When possible I use some kind of IDE, eclipse if programming in Java, QtCreator when dealing with C++/Qt Code.
For other projects I use Emacs as my default editor, and I use etag to move within the code. I use Dia for almost every kind of diagram. And finally Doxygen for code documentation.


----------



## valsorym (Nov 14, 2011)

Thank fluca1978! This is a really useful tip.


----------



## valsorym (Nov 15, 2011)

Trying to sort out this issue, I came to the conclusion that even so better to use a graphics/dia - diagram editor (including UML).
I see that this project develops - this is good. Also, I see that FreeBSD ports enabled these utilities:
devel/autodia - a program to convert Perl, Java, PHP and C++ code in the Dia-UML image.
devel/dia2code - is a small utility used to generate code from a Dia diagram.
Although for me it does not matter, because the code is always going to write by hand. But it shows the popularity of graphics/dia.
In addition, the use of java/eclipse or java/netbeans I do not want - too big programs.


----------



## fluca1978 (Nov 16, 2011)

I didn't know of autodia, I will give it a try!


----------



## valsorym (Nov 16, 2011)

fluca1978 said:
			
		

> ... I will give it a try!



Good luck! 
* Perhaps, you will share your impressions here.


----------



## fonz (Nov 17, 2011)

fluca1978 said:
			
		

> When possible I use some kind of IDE


When possible I avoid an IDE. The last IDE I found even remotely usable was Borland Pascal/C/C++ and that was a long time ago. As mentioned above: if one needs UML modelling or something, the best app is Pen-And-Paper - and it's free and open source to boot 

Fonz

P.S. Whatever you do, stay away from Borland Together. It's pure evil. Trust me, I know.


----------



## valsorym (Nov 18, 2011)

> Originally Posted by *fonz*
> P.S. Whatever you do, stay away from Borland Together. It's pure evil. Trust me, I know.
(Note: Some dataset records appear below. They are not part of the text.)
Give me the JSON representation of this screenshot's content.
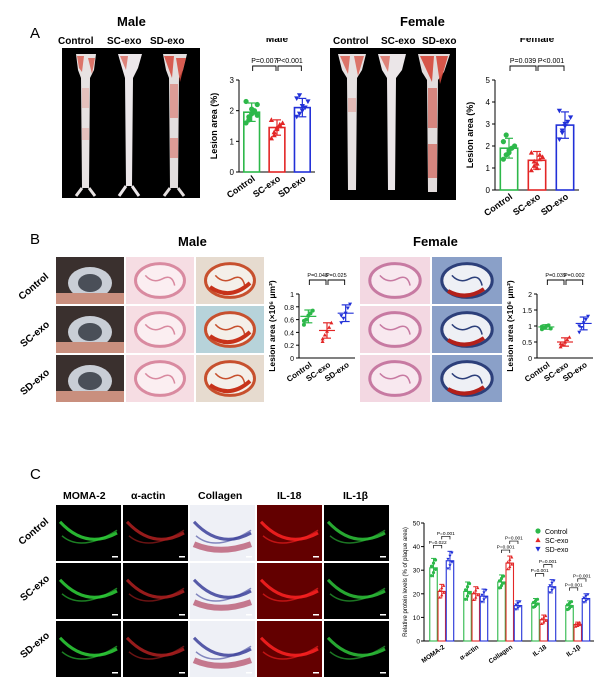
{
  "panelA": {
    "letter": "A",
    "male_title": "Male",
    "female_title": "Female",
    "photo_labels_male": [
      "Control",
      "SC-exo",
      "SD-exo"
    ],
    "photo_labels_female": [
      "Control",
      "SC-exo",
      "SD-exo"
    ]
  },
  "panelB": {
    "letter": "B",
    "male_title": "Male",
    "female_title": "Female",
    "row_labels": [
      "Control",
      "SC-exo",
      "SD-exo"
    ]
  },
  "panelC": {
    "letter": "C",
    "stains": [
      "MOMA-2",
      "α-actin",
      "Collagen",
      "IL-18",
      "IL-1β"
    ],
    "row_labels": [
      "Control",
      "SC-exo",
      "SD-exo"
    ]
  },
  "colors": {
    "control": "#2db84a",
    "sc": "#e32626",
    "sd": "#2130d8"
  },
  "chart_data": [
    {
      "id": "A-male",
      "type": "bar",
      "title": "Male",
      "ylabel": "Lesion area (%)",
      "ylim": [
        0,
        3
      ],
      "yticks": [
        0,
        1,
        2,
        3
      ],
      "categories": [
        "Control",
        "SC-exo",
        "SD-exo"
      ],
      "values": [
        1.95,
        1.45,
        2.1
      ],
      "errors": [
        0.3,
        0.25,
        0.3
      ],
      "points": [
        [
          1.6,
          1.8,
          1.9,
          2.0,
          2.2,
          2.3,
          1.7,
          2.05,
          1.95,
          1.85
        ],
        [
          1.1,
          1.3,
          1.4,
          1.5,
          1.6,
          1.7,
          1.2,
          1.45,
          1.55
        ],
        [
          1.8,
          1.9,
          2.0,
          2.1,
          2.3,
          2.4,
          2.5,
          2.15
        ]
      ],
      "pvalues": [
        {
          "text": "P=0.007",
          "from": 0,
          "to": 1
        },
        {
          "text": "P<0.001",
          "from": 1,
          "to": 2
        }
      ]
    },
    {
      "id": "A-female",
      "type": "bar",
      "title": "Female",
      "ylabel": "Lesion area (%)",
      "ylim": [
        0,
        5
      ],
      "yticks": [
        0,
        1,
        2,
        3,
        4,
        5
      ],
      "categories": [
        "Control",
        "SC-exo",
        "SD-exo"
      ],
      "values": [
        1.9,
        1.35,
        2.95
      ],
      "errors": [
        0.45,
        0.4,
        0.6
      ],
      "points": [
        [
          1.4,
          1.6,
          1.8,
          1.9,
          2.0,
          2.2,
          2.5,
          1.7
        ],
        [
          0.9,
          1.1,
          1.2,
          1.4,
          1.5,
          1.7,
          1.3,
          1.0,
          1.6
        ],
        [
          2.3,
          2.6,
          2.9,
          3.1,
          3.3,
          3.6,
          2.7,
          3.0
        ]
      ],
      "pvalues": [
        {
          "text": "P=0.039",
          "from": 0,
          "to": 1
        },
        {
          "text": "P<0.001",
          "from": 1,
          "to": 2
        }
      ]
    },
    {
      "id": "B-male",
      "type": "scatter",
      "title": "Male",
      "ylabel": "Lesion area (×10⁶ μm²)",
      "ylim": [
        0,
        1.0
      ],
      "yticks": [
        0,
        0.2,
        0.4,
        0.6,
        0.8,
        1.0
      ],
      "categories": [
        "Control",
        "SC-exo",
        "SD-exo"
      ],
      "values": [
        0.65,
        0.43,
        0.7
      ],
      "errors": [
        0.1,
        0.12,
        0.13
      ],
      "points": [
        [
          0.52,
          0.6,
          0.66,
          0.7,
          0.74,
          0.58
        ],
        [
          0.26,
          0.36,
          0.42,
          0.48,
          0.55,
          0.3
        ],
        [
          0.55,
          0.62,
          0.7,
          0.78,
          0.84,
          0.66
        ]
      ],
      "pvalues": [
        {
          "text": "P=0.048",
          "from": 0,
          "to": 1
        },
        {
          "text": "P=0.025",
          "from": 1,
          "to": 2
        }
      ]
    },
    {
      "id": "B-female",
      "type": "scatter",
      "title": "Female",
      "ylabel": "Lesion area (×10⁶ μm²)",
      "ylim": [
        0,
        2.0
      ],
      "yticks": [
        0,
        0.5,
        1.0,
        1.5,
        2.0
      ],
      "categories": [
        "Control",
        "SC-exo",
        "SD-exo"
      ],
      "values": [
        0.97,
        0.5,
        1.08
      ],
      "errors": [
        0.07,
        0.13,
        0.2
      ],
      "points": [
        [
          0.9,
          0.95,
          1.0,
          1.02,
          0.92,
          0.98
        ],
        [
          0.35,
          0.42,
          0.5,
          0.58,
          0.65,
          0.45
        ],
        [
          0.8,
          0.95,
          1.1,
          1.2,
          1.3,
          1.0
        ]
      ],
      "pvalues": [
        {
          "text": "P=0.039",
          "from": 0,
          "to": 1
        },
        {
          "text": "P=0.002",
          "from": 1,
          "to": 2
        }
      ]
    },
    {
      "id": "C",
      "type": "bar",
      "ylabel": "Relative protein levels (% of plaque area)",
      "ylim": [
        0,
        50
      ],
      "yticks": [
        0,
        10,
        20,
        30,
        40,
        50
      ],
      "categories": [
        "MOMA-2",
        "α-actin",
        "Collagen",
        "IL-18",
        "IL-1β"
      ],
      "series": [
        {
          "name": "Control",
          "values": [
            31,
            21,
            25,
            16,
            15
          ]
        },
        {
          "name": "SC-exo",
          "values": [
            21,
            20,
            33,
            9,
            7
          ]
        },
        {
          "name": "SD-exo",
          "values": [
            34,
            19,
            15,
            23,
            18
          ]
        }
      ],
      "errors": [
        [
          4,
          4,
          3,
          2,
          2
        ],
        [
          3,
          3,
          3,
          2,
          1
        ],
        [
          4,
          3,
          2,
          3,
          2
        ]
      ],
      "pvalues": [
        {
          "text": "P=0.022",
          "cat": 0,
          "pair": "01"
        },
        {
          "text": "P=0.001",
          "cat": 0,
          "pair": "12"
        },
        {
          "text": "P=0.001",
          "cat": 2,
          "pair": "01"
        },
        {
          "text": "P=0.001",
          "cat": 2,
          "pair": "12"
        },
        {
          "text": "P=0.001",
          "cat": 3,
          "pair": "01"
        },
        {
          "text": "P=0.001",
          "cat": 3,
          "pair": "12"
        },
        {
          "text": "P=0.001",
          "cat": 4,
          "pair": "01"
        },
        {
          "text": "P=0.001",
          "cat": 4,
          "pair": "12"
        }
      ],
      "legend": [
        "Control",
        "SC-exo",
        "SD-exo"
      ],
      "legend_position": "top-right"
    }
  ]
}
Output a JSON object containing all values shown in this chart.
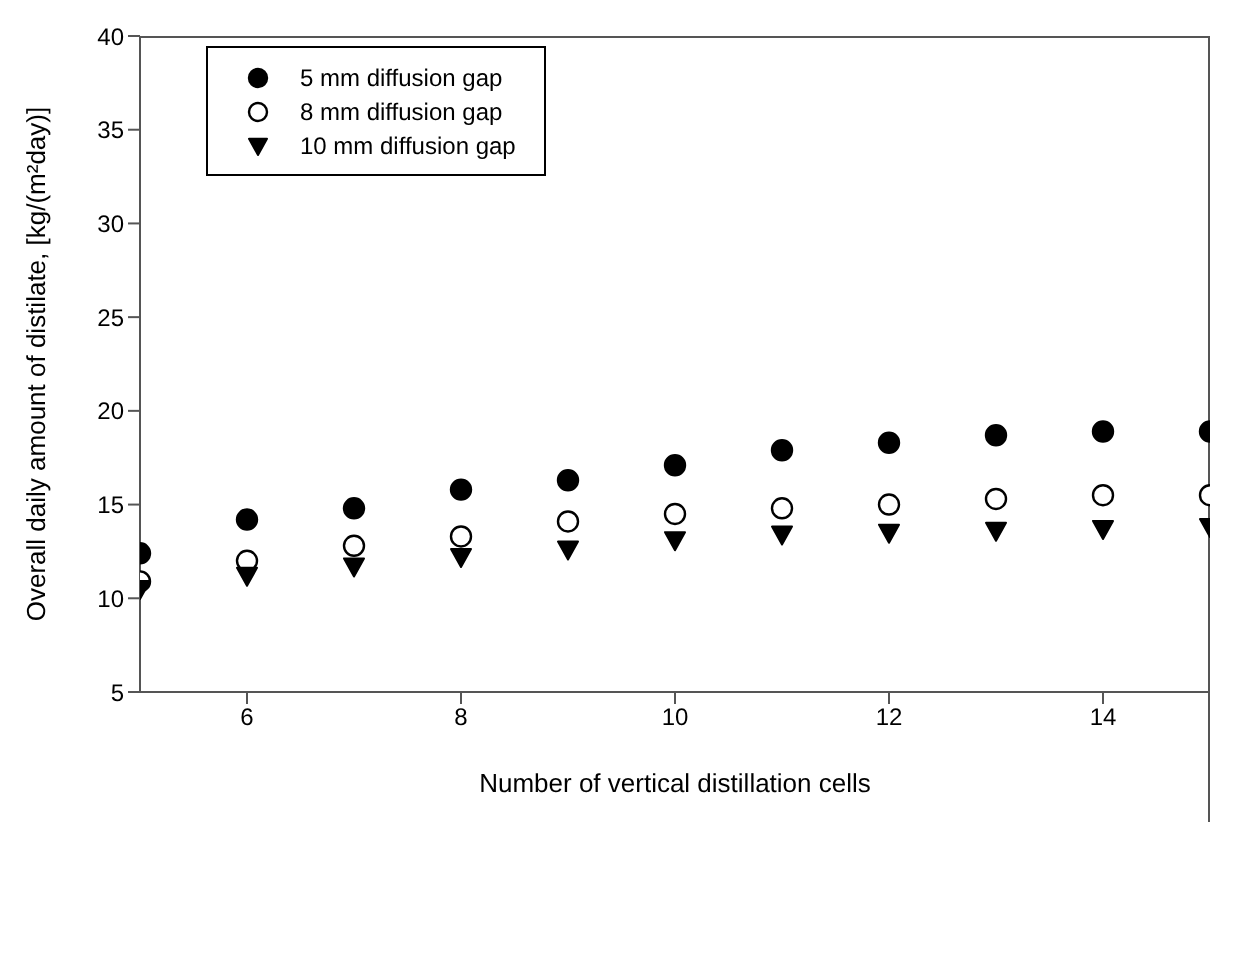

I understand your feelings. I grew up on the products Borland: Borland Turbo Pascal 7.0, Borland Delphi 6/7/2007, Borland Turbo C 3, Borland Builder 6, Borland Developer Studio 2006 (very bad), Borland CodeGear RAD Studio 2007/2009.
That is to say: "Child Borland"! 
* Although Borland has both pluses. (Compared with Microsoft Visual Studio, he liked me more).
But the real ecstasy of editors/vim/devel/geany + devel/gcc. (I just recently switched from Windows to UNIX).


----------



## fluca1978 (Nov 18, 2011)

fonz said:
			
		

> When possible I avoid an IDE.



The IDE vs plain-old-editor is a long-story battle....
I use an editor for almost every work, but having an IDE will save your time if you know the product you are using. This does not mean that the ide must do everything for you, you still have to be able to compile from the command line...


----------